- Born: 6 September 1954 Tambov Oblast, Russian SFSR, Soviet Union
- Died: 8 March 2025 (aged 70) Moscow, Russia
- Burial place: Federal Military Memorial Cemetery
- Military career
- Allegiance: USSR Russia
- Branch: Soviet Air Forces Russian Air Force
- Service years: 1971–2009
- Rank: Major General
- Commands: 37th Air Army
- Awards: Order of the Red Star; Merited Military Pilot of the Russian Federation;

= Pavel Androsov =

Soviet and Russian military officer (1954–2025)

Pavel Vasilyevich Androsov (Павел Васильевич Андросов; 6 September 1954 – 8 March 2025) was an officer of the Soviet and later Russian Air Force. He rose to the rank of Major General and served as commander of the 37th Air Army between 2007 and 2009.

==Biography==
Androsov was born on 6 September 1954 in Tambov Oblast, in what was then the Russian Soviet Socialist Federative Republic, in the Soviet Union. He graduated from the Tambov Higher Military Aviation School of Pilots in 1975 and went on to serve in Long-Range Aviation units. He carried out further education and training at the Gagarin Air Force Academy, graduating in 1988, and the Military Academy of the General Staff, graduating in 2000.

Androsov rose through ranks and positions, being appointed to command a squadron, then as deputy commander of the 185th Guards Heavy Bomber Aviation Regiment, based at Poltava, in the Ukrainian SSR. In this role he participated in combat operations in Afghanistan during the Soviet-Afghan War. He was the commander of a heavy bomber aviation regiment in the Kiev Military District, and then commander of the 55th Heavy Bomber Aviation Division based at Vozdvizhenka, Primorsky Krai, and then head of the flight safety service of the 37th Air Army.
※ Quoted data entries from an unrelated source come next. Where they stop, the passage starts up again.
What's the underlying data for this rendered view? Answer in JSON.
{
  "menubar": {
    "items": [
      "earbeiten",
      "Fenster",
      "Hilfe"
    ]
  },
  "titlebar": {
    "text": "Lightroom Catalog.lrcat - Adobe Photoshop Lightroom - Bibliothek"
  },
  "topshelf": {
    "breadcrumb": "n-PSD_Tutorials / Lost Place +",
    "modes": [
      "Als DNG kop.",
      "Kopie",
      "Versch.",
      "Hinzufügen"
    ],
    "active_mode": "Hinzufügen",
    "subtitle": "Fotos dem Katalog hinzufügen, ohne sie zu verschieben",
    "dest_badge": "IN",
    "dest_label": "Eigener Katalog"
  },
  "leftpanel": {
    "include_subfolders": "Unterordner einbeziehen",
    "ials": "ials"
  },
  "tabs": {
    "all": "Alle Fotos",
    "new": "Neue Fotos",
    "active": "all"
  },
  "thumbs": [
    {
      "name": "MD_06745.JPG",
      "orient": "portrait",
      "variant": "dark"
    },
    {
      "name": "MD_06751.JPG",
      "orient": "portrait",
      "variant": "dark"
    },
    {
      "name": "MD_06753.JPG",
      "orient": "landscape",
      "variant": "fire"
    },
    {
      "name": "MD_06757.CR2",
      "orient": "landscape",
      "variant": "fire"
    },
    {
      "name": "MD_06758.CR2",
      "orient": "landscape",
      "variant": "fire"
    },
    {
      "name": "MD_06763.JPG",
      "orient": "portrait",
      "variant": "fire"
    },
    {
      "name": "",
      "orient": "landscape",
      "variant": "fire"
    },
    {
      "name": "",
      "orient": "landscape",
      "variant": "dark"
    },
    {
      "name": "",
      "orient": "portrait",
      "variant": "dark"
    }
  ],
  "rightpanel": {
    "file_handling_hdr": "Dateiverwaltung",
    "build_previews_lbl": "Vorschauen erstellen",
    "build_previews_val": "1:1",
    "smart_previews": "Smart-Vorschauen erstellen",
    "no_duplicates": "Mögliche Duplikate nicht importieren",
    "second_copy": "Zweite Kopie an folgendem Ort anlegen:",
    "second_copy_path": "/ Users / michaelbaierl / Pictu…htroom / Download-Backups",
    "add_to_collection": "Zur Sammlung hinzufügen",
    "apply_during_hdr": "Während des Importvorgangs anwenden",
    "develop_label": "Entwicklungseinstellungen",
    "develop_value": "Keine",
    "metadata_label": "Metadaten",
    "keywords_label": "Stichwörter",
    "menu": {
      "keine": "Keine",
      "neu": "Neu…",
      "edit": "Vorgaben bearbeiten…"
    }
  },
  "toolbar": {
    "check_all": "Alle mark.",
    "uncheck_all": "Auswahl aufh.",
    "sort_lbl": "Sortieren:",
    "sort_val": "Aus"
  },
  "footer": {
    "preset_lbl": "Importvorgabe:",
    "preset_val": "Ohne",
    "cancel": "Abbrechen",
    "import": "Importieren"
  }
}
In November 2002, Androsov became chief of staff and first deputy commander of the 37th Air Army, and on 15 May 2007 was appointed its commander, with the rank of major general. He held the position until his retirement in August 2009, when the 37th Air Army was reformed as Long-Range Aviation Command.
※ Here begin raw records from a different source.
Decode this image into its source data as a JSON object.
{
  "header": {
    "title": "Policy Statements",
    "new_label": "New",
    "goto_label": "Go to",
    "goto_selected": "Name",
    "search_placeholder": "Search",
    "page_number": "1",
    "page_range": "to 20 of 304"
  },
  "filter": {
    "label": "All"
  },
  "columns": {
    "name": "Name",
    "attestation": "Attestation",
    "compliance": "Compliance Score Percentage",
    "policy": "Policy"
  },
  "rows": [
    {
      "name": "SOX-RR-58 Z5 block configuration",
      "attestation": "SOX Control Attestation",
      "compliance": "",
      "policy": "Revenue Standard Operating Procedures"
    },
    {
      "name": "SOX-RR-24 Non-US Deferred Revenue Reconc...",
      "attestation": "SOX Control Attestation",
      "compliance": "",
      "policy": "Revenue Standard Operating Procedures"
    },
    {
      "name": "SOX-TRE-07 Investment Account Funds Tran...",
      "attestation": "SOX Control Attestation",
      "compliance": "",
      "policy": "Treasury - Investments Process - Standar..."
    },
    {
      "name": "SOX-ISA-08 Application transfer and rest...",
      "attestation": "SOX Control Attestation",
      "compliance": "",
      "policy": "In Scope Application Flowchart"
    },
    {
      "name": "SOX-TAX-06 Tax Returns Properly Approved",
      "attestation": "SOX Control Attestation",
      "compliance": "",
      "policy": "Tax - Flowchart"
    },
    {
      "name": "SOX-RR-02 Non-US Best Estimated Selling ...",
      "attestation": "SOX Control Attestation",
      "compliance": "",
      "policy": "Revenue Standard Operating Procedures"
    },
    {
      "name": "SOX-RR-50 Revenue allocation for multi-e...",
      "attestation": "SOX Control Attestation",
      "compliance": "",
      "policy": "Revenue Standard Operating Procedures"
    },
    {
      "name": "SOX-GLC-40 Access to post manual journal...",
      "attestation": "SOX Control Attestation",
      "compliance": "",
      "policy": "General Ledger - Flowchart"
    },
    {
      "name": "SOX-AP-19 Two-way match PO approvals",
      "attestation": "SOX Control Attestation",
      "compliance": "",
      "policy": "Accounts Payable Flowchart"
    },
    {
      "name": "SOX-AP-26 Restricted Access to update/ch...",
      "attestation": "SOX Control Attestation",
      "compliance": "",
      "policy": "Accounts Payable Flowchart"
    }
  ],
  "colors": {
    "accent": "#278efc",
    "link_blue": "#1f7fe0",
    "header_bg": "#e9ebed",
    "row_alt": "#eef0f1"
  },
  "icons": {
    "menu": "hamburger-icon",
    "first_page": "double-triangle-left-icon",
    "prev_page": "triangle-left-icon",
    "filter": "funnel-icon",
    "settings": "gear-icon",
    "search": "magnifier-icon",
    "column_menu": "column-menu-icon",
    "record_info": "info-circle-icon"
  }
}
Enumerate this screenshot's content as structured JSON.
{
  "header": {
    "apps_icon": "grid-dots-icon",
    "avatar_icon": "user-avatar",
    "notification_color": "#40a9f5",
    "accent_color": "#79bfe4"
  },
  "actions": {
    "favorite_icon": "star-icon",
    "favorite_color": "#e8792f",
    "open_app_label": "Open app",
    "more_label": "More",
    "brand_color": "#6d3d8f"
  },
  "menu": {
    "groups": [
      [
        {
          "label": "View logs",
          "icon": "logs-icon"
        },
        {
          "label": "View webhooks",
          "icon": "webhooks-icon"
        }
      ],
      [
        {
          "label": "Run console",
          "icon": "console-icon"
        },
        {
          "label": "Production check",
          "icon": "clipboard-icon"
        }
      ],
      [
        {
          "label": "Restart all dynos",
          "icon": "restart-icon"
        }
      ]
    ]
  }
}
Androsov suffered a heart attack at his office at the Tupolev design bureau on 7 March 2025, and died the following day. He was 70. He was buried at the Federal Military Memorial Cemetery on 12 March.

==Awards and honours==
Over his career Androsov was trained to fly all types of aircraft assigned to the Long-Range Aviation branch, logging more than three thousand flight hours. He was awarded the Order of the Red Star, various medals, and the title of Honoured Military Pilot of the Russian Federation.